もちろん、エクイティ調達額は投資家からの期待値の現れでもあるので、大きな金額をエクイティで調達できるということは、様々なスタートアップを見続けてきた優れた投資家から高く評価されたという証しであり、賞賛されてしかるべき部分もあると思います。
ですが近年、デットも含めていかに資金調達を上手く使っているか、自分たちに合った資金調達ができているのかという点も評価されている傾向にあります。
そのため、それぞれの企業に合わせた形式で資金調達を支援できたらと思っています。
大久保:資金調達の選択肢も多様化して悪いことはないですよね。
安部:正当な選択肢が増える分には起業家にとって良いことだと思いますし、マイナスはないですよね。

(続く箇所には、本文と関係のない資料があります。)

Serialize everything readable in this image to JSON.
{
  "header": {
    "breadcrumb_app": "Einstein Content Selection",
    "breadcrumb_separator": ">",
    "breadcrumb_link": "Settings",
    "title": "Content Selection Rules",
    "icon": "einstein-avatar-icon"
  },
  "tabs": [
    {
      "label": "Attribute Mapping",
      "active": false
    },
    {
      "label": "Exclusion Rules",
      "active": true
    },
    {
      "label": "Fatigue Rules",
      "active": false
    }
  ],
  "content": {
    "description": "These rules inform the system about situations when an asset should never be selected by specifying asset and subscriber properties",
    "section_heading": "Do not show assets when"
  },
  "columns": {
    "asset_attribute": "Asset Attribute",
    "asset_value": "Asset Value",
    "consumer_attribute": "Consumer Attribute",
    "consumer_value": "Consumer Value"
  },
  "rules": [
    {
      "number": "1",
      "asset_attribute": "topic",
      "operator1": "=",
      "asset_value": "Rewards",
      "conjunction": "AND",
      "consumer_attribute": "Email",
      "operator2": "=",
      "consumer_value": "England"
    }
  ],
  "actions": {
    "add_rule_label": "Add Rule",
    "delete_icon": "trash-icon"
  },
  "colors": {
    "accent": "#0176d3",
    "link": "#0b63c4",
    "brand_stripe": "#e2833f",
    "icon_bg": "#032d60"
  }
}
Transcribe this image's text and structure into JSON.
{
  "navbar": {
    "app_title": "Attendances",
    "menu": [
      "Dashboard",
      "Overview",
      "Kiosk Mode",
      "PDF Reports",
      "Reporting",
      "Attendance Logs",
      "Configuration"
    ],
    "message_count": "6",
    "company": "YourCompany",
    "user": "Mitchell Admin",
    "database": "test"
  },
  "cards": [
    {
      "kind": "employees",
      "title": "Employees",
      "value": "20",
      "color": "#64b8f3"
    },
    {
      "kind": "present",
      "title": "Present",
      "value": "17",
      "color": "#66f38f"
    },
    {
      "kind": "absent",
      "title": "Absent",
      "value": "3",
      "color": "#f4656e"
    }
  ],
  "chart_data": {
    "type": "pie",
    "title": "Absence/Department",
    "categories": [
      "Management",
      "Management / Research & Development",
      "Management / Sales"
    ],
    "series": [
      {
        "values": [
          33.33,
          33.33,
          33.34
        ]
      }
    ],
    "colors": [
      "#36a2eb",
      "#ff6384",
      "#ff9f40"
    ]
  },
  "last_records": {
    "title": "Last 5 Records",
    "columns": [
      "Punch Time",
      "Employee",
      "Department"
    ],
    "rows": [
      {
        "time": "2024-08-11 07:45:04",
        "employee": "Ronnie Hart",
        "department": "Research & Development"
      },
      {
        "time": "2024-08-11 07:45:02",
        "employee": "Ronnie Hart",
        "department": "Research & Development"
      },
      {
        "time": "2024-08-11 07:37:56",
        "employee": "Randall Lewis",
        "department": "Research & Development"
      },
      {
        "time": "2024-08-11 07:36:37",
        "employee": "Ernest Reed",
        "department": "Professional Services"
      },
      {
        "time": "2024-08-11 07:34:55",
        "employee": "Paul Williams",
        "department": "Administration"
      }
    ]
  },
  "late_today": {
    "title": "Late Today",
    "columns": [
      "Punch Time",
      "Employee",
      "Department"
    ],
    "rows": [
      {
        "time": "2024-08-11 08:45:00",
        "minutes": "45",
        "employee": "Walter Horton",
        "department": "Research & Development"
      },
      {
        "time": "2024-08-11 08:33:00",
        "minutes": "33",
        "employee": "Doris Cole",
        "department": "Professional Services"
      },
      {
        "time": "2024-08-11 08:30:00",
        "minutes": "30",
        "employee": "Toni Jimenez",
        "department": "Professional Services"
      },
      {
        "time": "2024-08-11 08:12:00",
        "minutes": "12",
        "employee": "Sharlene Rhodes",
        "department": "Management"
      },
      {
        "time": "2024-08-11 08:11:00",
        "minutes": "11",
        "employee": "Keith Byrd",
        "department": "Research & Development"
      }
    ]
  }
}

大久保:安部さんは「スタートアップ」をどのように定義されていますか?
安部:狭い意味ではベンチャーキャピタルから出資を受けている企業のことを指します。
広い意味では起業して独自のテクノロジーを活用してサービスを提供している企業のことを指します。
例えば、一般的にスタートアップという定義から遠そうな、居酒屋という業態でもバックオフィスに人材を置かずテクノロジーを活用していたり、商品開発やリコメンドにAIるを活用しているなど、自社で開発したテクノロジーを活用して付加価値を高めているのであれば、広い意味でのスタートアップと定義しています。
テクノロジーをポイントとしている理由としては2つあります。
1つ目はテクノロジーがなければ差別化が難しく競争優位性が築きづらいという理由です。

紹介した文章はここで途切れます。